CODE_n? Was ist CODE_N? Der Frage kann ich leicht abhelfen: CODE_n ist eine Initiative für frische Ideen im Web- und IT-Bereich:

„Ziel des Netzwerks ist es, die findigsten Köpfe der Branche und ihre Ideen miteinander in Dialog zu bringen, kontinuierlich zu fördern und in diesem Kraftfeld Innovationen anzuregen und zu beschleunigen.“

Hierfür werden die 50 innovativsten Jungunternehmer aus den o.g. Bereichen gesucht. Gleichzeitig läuft bis zum 26.11.2011 ein Blogwettbewerb zu Fragen der Mobilität, u.a. mit folgenden Fragestellungen:

„Wer ist der nächste Steve Jobs der mobilen Revolution? Wie sieht Mobilität in 20 Jahren aus? Setzt sich Echtzeit-Kommunikation durch oder ist Twitter in fünf Jahren vergessen? Wie verändern Smartphone, Foursquare & Co. unser Leben und Arbeiten? Wir wollen Eure Meinung und Eure Ideen!“

Die beiden Zitate sind der Vorstellung des Blogwettbewerbs entnommen. Zu gewinnen gibt es auch etwas – nach der Bewertung der Beiträge durch eine Jury, bestehend aus Oliver Gassner, Stefan Glänzer, Martina Pickhardt, Martin Röll, Nicole Simon und Andreas Schreiber.

Dann spinn ich also einfach mal los:

Personen?

Der neue Steve Jobs der mobilen Revolution? Keine Ahnung – geniale Menschen tauchen von Heute auf Morgen auf und bleiben oder verschwinden. Wichtiger wäre sowieso, wenn Innovationen nicht von einzelnen Personen im Vordergrund abhängig gemacht werden, sondern stattdessen diese von vielen Personen entwickelt und bekannt werden. Eines der Probleme dabei stellen teilweise Konzerne da, die innovative Entwicklungen, die in Konkurrenz zu eigenen Produkten stehen, aufkaufen, um sie dann in der Schublade verschwinden zu lassen.

Mobilität? Mobilität „klassisch“?

Mobilität in 20 Jahren? Mit zwei Sätzen weiche ich da von dem eigentlichen Thema ab und gehe weg vom unmittelbaren IT-/Webumfeld: Ich denke, hoffe und wünsche, dass wir uns unserer Verantwortung gegenüber der Umwelt (Natur und Menschen) gerecht werden und insbesondere der Individualverkehr weniger und umweltfreundlicher wird.

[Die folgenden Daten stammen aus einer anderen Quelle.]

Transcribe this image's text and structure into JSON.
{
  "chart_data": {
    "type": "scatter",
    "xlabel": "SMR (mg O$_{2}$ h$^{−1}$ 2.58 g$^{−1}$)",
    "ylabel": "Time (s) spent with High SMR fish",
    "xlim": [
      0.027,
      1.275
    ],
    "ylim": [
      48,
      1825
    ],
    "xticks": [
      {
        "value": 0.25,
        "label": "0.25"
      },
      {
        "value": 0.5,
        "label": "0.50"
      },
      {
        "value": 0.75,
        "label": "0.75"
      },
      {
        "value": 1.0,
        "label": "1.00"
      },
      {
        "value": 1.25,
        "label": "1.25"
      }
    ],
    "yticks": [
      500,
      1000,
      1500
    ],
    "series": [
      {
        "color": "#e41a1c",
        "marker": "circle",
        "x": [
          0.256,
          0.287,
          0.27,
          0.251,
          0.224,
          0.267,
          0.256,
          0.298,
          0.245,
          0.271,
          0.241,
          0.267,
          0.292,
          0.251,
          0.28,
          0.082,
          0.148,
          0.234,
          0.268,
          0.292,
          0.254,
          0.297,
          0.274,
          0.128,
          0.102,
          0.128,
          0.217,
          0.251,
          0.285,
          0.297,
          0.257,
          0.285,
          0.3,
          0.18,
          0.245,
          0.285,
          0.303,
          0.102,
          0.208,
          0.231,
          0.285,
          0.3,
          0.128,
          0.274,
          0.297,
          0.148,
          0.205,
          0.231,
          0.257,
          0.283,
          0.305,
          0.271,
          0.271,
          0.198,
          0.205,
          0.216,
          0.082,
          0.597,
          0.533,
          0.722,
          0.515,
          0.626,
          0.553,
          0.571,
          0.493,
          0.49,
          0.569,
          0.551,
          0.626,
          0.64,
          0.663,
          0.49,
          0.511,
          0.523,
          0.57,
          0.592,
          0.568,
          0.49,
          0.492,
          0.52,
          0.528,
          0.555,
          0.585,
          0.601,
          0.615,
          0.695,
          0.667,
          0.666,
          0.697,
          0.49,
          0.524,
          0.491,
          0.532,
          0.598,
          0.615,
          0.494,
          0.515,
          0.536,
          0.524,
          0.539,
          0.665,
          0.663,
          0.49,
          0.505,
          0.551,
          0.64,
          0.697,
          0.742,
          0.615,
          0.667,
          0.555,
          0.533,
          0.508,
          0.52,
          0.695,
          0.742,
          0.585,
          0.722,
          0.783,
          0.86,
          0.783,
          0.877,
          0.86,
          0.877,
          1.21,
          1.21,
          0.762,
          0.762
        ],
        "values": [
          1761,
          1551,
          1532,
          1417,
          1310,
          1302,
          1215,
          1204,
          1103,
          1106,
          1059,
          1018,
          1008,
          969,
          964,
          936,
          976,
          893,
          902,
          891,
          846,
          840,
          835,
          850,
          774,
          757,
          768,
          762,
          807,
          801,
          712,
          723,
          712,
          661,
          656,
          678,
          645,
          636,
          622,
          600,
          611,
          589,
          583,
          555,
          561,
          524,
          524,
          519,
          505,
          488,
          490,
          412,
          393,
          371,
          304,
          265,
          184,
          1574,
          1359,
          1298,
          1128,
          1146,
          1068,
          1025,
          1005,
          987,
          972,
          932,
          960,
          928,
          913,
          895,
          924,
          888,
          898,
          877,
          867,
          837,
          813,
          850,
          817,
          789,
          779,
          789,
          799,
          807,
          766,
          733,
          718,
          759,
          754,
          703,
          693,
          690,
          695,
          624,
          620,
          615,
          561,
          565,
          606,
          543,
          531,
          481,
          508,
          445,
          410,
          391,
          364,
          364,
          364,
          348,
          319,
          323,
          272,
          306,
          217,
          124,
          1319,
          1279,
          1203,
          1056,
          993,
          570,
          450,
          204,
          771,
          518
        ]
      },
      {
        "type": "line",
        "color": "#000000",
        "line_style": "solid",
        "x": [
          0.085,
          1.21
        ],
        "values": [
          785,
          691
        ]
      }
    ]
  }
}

Hier helfen neben Alternativen zum klassischen Treibstoff auch Ideen, wie man vorhandene Kapazitäten an Fahrzeugen besser nutzt – und damit komme ich wieder zu dem eigentlich Thema zurück, denn hier gibt es bereits einige Ideen, die das Carsharing verändern.

Nicht mehr nur die Platzhirsche wie (hier in Stuttgart) Stadtmobil und Flinkster, sondern neue Konzepte wie das der Autonetzer und Flinc können hier einen großen und wichtigen Beitrag leisten. Kurzfristige Mitfahrgelegenheiten wie bei Flinc, privat das Auto zu vermieten wie bei Autonetzer – es wäre schön, wenn das in der breiten Bevölkerung stark angenommen wird und sich vielleicht auch weitere Ideen in diesem Bereich entwickeln.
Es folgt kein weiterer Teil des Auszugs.